Wednesday, January 19, 2011

REPETE, REPETE, REPETE

Também me repito.

No mesmo dia em que o Secretário de Estado do Tesouro considera a emissão de dívida pública a um ano outro sucesso (4,029%), e que o governo se encontra no rumo certo, a Moody´s ameça voltar a cortar o rating de Portugal.

O Governo congratula-se com o cumprimento do objectivo de redução défice em 2010 (7,3%) mas tal facto parece não sensibilizar minimamente as agências de rating que continuam a não acreditar que Portugal possa safar-se pelos seus próprios meios uma vez que a evolução da economia previsto não permitirirá a inversão do crescimento imparável do endividamento externo. Em resumo: Apesar das medidas de austeridade já adoptadas, a Moody´s considera que, sem outras intervenções, Portugal não se safa. 

Percebo a ameça da Moody´s, e tenho-o dito aqui repetidamente: As taxas de juro que Portugal tem estado a aceitar conduzem à asfixia completa um dia destes. A manta não pode continuar a enrolar-se indefinidamente. De sucesso em sucesso na emissão da dívida (chamam-lhe venda de dívida, curiosa venda que tem de ser paga pelo vendedor) a dívida não pára de subir, sobrecarregando insuportavelmente o futuro já a médio prazo.

Ontem houve confrontos entre a polícia e activistas sindicais.
O único meio de ultrapassar estes confrontos passa pela constitucionalização dos limites da dívida pública e dos aumentos do funcionalismo público. Já o referi aqui neste caderno de apontamentos várias vezes. Mais tarde ou mais cedo, a convulsão social que a actual situação propicia, obrigará ao reconhecimento daquilo que é, há muito tempo, transparente.

Acerca disto, os candidatos à presidência da República, têm dito nada.

2 comments:

António said...

Sucesso, vender coisasboas e baratas?
Qual quê?
Sucesso é isto:

O Diário do Professor Arnaldo - A fome nas escolas
Publicado em 19 de Novembro de 2010 por Arnaldo Antunes

Ontem, uma mãe lavada em lágrimas veio ter comigo à porta da escola.
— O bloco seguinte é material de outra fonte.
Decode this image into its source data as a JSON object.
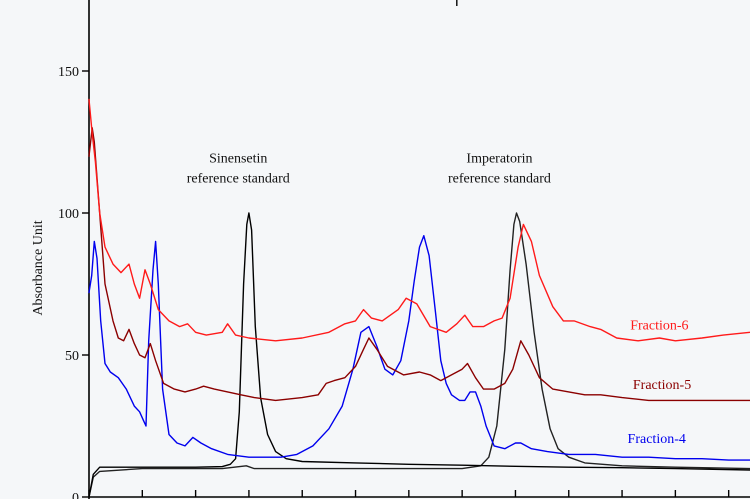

Que não tinha um tostão em casa, ela e o marido estão desempregados e, até ao fim do mês, tem 2 litros de leite e meia dúzia de batatas para dar aos dois filhos. Acontece que o mais velho é meu aluno. Anda no 7.º ano, tem 12 anos mas, pela estrutura física, dir-se-ia que não tem mais de 10. Como é óbvio, fiquei chocado. Ainda lhe disse que não sou o Director de Turma do miúdo e que não podia fazer nada, a não ser alertar quem de direito, mas ela também não queria nada a não ser desabafar. De vez em quando, dão-lhe dois ou três pães na padaria lá da beira, que ela distribui conforme pode para que os miúdos não vão de estômago vazio para a escola. Quando está completamente desesperada, como nos últimos dias, ganha coragem e recorre à instituição daqui da vila - oferecem refeições quentes aos mais necessitados. De resto, não conta a ninguém a situação em que vive, nem mesmo aos vizinhos, porque tem vergonha. Se existe pobreza envergonhada, aqui está ela em toda a sua plenitude. Sabe que pode contar com a escola. Os miúdos têm ambos Escalão A, porque o desemprego já se prolonga há mais de um ano (quem quer duas pessoas com 45 anos de idade e habilitações ao nível da 4ª classe?). Dão-lhes o pequeno-almoço na escola e dão-lhes o almoço e o lanche. O pior é à noite e sobretudo ao fim-de-semana. Quantas vezes aquelas duas crianças foram para a cama com meio copo de leite no estômago, misturado com o sal das suas lágrimas...Sem saber o que dizer, segureia-a pela mão e meti-lhe 10 euros no bolso. Começou por recusar, mas aceitou emocionada. Despediu-se a chorar, dizendo que tinha vindo ter comigo apenas por causa da mensagem que eu enviara na caderneta. Onde eu dizia, de forma dura, que «o seu educando não está minimamente concentrado nas aulas e, não raras vezes, deita a cabeça no tampo da mesma como se estivesse a dormir».

Aí, já não respondi. Senti-me culpado. Muito culpado por nunca ter reparado nesta situação dramática. Mas com 8 turmas e quase 200 alunos, como podia ter reparado?

É este o Portugal de sucesso dos nossos governantes. É este o Portugal dos nossos filhos.

rui fonseca said...

"Mas com 8 turmas e quase 200 alunos, como podia ter reparado?"

Trata-se de um relato que nãopode deixar ninguém indiferente. Mas também é preciso refrir que a relação alunos/professor é das mais baixas da União Europeia. Não há falta de professores.
Estão é, provavelmente, mal distribuidos.